Last month, recently elected president Daniel Noboa said in an interview to a local media outlet that he believed that a “moratorium [to the referendum result regarding oil exploitation in the Yasuní] is a viable path”.
While Noboa supported keeping oil in the ground during the refendum, he now argues that Ecuador is at war and that “we are not in the same situation as two years ago”.
Activists and indigenous people told Climate Home they were concerned about the president’s remarks, adding that democracy is under threat and that their “hope is being taken away”.
Back in August, 59% of Ecuadorians voted to stop oil drilling in block 43. Environmentalists around the world celebrated the victory as an example of how to use democratic processes to leave fossil fuels in the ground.
Since then though, the country has gone through a political and social crisis due to a rise in gang violence.

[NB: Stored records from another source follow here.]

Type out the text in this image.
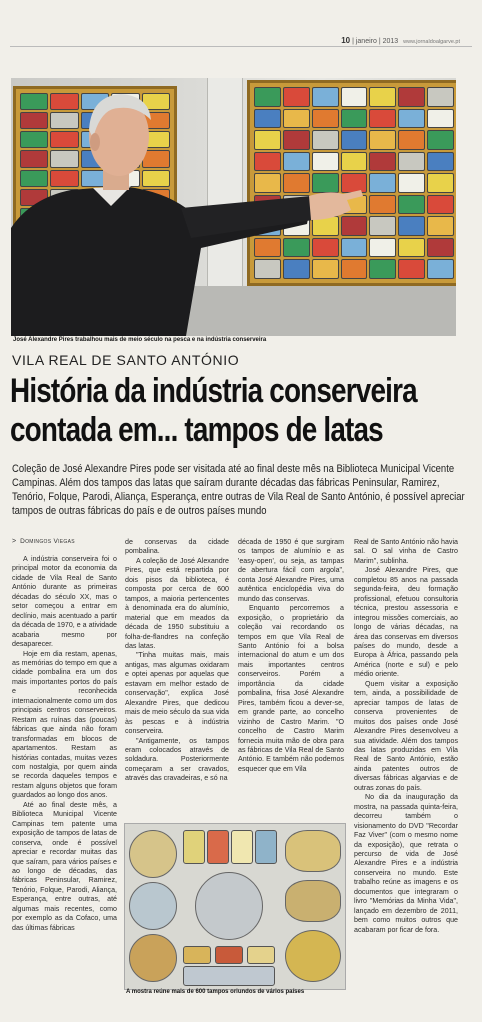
10 | janeiro | 2013 www.jornaldoalgarve.pt
José Alexandre Pires trabalhou mais de meio século na pesca e na indústria conserveira
VILA REAL DE SANTO ANTÓNIO
História da indústria conserveira
contada em... tampos de latas
Coleção de José Alexandre Pires pode ser visitada até ao final deste mês na Biblioteca Municipal Vicente Campinas. Além dos tampos das latas que saíram durante décadas das fábricas Peninsular, Ramirez, Tenório, Folque, Parodi, Aliança, Esperança, entre outras de Vila Real de Santo António, é possível apreciar tampos de outras fábricas do país e de outros países mundo
> Domingos Viegas

A indústria conserveira foi o principal motor da economia da cidade de Vila Real de Santo António durante as primeiras décadas do século XX, mas o setor começou a entrar em declínio, mais acentuado a partir da década de 1970, e a atividade acabaria mesmo por desaparecer.

Hoje em dia restam, apenas, as memórias do tempo em que a cidade pombalina era um dos mais importantes portos do país e reconhecida internacionalmente como um dos principais centros conserveiros. Restam as ruínas das (poucas) fábricas que ainda não foram transformadas em blocos de apartamentos. Restam as histórias contadas, muitas vezes com nostalgia, por quem ainda se recorda daqueles tempos e restam alguns objetos que foram guardados ao longo dos anos.

Até ao final deste mês, a Biblioteca Municipal Vicente Campinas tem patente uma exposição de tampos de latas de conserva, onde é possível apreciar e recordar muitas das que saíram, para vários países e ao longo de décadas, das fábricas Peninsular, Ramirez, Tenório, Folque, Parodi, Aliança, Esperança, entre outras, até algumas mais recentes, como por exemplo as da Cofaco, uma das últimas fábricas

de conservas da cidade pombalina.

A coleção de José Alexandre Pires, que está repartida por dois pisos da biblioteca, é composta por cerca de 600 tampos, a maioria pertencentes à denominada era do alumínio, material que em meados da década de 1950 substituiu a folha-de-flandres na confeção das latas.

"Tinha muitas mais, mais antigas, mas algumas oxidaram e optei apenas por aquelas que estavam em melhor estado de conservação", explica José Alexandre Pires, que dedicou mais de meio século da sua vida às pescas e à indústria conserveira.

"Antigamente, os tampos eram colocados através de soldadura. Posteriormente começaram a ser cravados, através das cravadeiras, e só na

década de 1950 é que surgiram os tampos de alumínio e as 'easy-open', ou seja, as tampas de abertura fácil com argola", conta José Alexandre Pires, uma autêntica enciclopédia viva do mundo das conservas.

Enquanto percorremos a exposição, o proprietário da coleção vai recordando os tempos em que Vila Real de Santo António foi a bolsa internacional do atum e um dos mais importantes centros conserveiros. Porém a importância da cidade pombalina, frisa José Alexandre Pires, também ficou a dever-se, em grande parte, ao concelho vizinho de Castro Marim. "O concelho de Castro Marim fornecia muita mão de obra para as fábricas de Vila Real de Santo António. E também não podemos esquecer que em Vila

Real de Santo António não havia sal. O sal vinha de Castro Marim", sublinha.

José Alexandre Pires, que completou 85 anos na passada segunda-feira, deu formação profissional, efetuou consultoria técnica, prestou assessoria e integrou missões comerciais, ao longo de várias décadas, na área das conservas em diversos países do mundo, desde a Europa à África, passando pela América (norte e sul) e pelo médio oriente.

Quem visitar a exposição tem, ainda, a possibilidade de apreciar tampos de latas de conserva provenientes de muitos dos países onde José Alexandre Pires desenvolveu a sua atividade. Além dos tampos das latas produzidas em Vila Real de Santo António, estão ainda patentes outros de diversas fábricas algarvias e de outras zonas do país.

No dia da inauguração da mostra, na passada quinta-feira, decorreu também o visionamento do DVD "Recordar Faz Viver" (com o mesmo nome da exposição), que retrata o percurso de vida de José Alexandre Pires e a indústria conserveira no mundo. Este trabalho reúne as imagens e os documentos que integraram o livro "Memórias da Minha Vida", lançado em dezembro de 2011, bem como muitos outros que acabaram por ficar de fora.

A mostra reúne mais de 600 tampos oriundos de vários países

The government declared a state of emergency earlier this year, following the escape of a powerful drug lord from a top security prison.
The new president Noboa suggested that the oil from the Yasuní could help fund the “war” against drug cartels.
Taking away hope
Pedro Bermeo is a spokesperson for Yasunidos, a coalition of indigenous NGOs from the Amazon that led the call for the referendum. He said Noboa’s statement is “worrying, unwise, and undemocratic” as Noboa is saying he won’t abide by people’s votes.
Belén Páez, president of climate and indigenous rights NGO Fundación Pachamama, said Noboa’s statement “is very dangerous in several ways because it attempts against the citizens’ decision and puts democracy at risk”.
As someone who voted in favor to keep Yasuní’s oil underground, Bermeo said that people like him feel their “hope is being taken away”.
Bermeo said that, when the refendum took place, Ecuador was already facing extreme violence and poverty. But nevertheless, people voted to keep the oil in the ground.
“There was a feeling of hope to protect life on the planet”, says the activist. So now Bermeo argues that voters feel defrauded and “have stopped believing in the State”.
Belén Páez added “it makes us all feel bad and distrustful”.
Páez, who has worked to protect indigenous rights in Ecuador, added that Noboa’s remarks could result in a set back of other environmental policies.
On February 1, the indigenous Amazon Waorani Nationality declared themselves in a ‘territorial emergency’ and demanded that the government respects the referendum.
At a press conference, the indigenous group rejected Noboa’s proposal of a moratorium. They added that a moratorium would perpetuate the violation of indigenous peoples’ rights and territory, including those of the Tagaeri and Taromenane, the only two indigenous peoples in voluntary isolation in Ecuador.
The Waorani Nationality announced that, if a moratorium is formally proposed, they will take legal action against the Ecuadorian State. Their decision to do so was supported by the Confederation of Indigenous Nationalities of the Ecuadorian Amazon.
“We are not going to allow our rights to continue being violated,” said Waoranai Nationality president Juan Bay, “it is time for us to have social and environmental justice”.
Mauricio Alarcón is a rule of law and democracy campaigner at Fundación Ciudadanía y Desarrollo. He said this situation leaves voters with “an unpleasant feeling”.
Alarcón argues that Noboa’s statement is contradictory to his past stances, as he vowed to protect the Yasuní when he was a presidential candidate.
He added that a moratorium on the referendum is technically possible, but it might not be as easy as the government is making it seem.
The results of a referendum can only be reversed through another referendum, he said, which would force the government to propose a new vote on whether to put in place a moratorium..
If what the government intends is a total reversal of what has been decided regarding the Yasuní, a referendum is also the way to go, “and it will be the citizens the ones to have the last word”, states Alarcón.
Since his remarks in January, president Daniel Noboa hasn’t referred to the moratorium again. But government insiders say that it is still a possibility.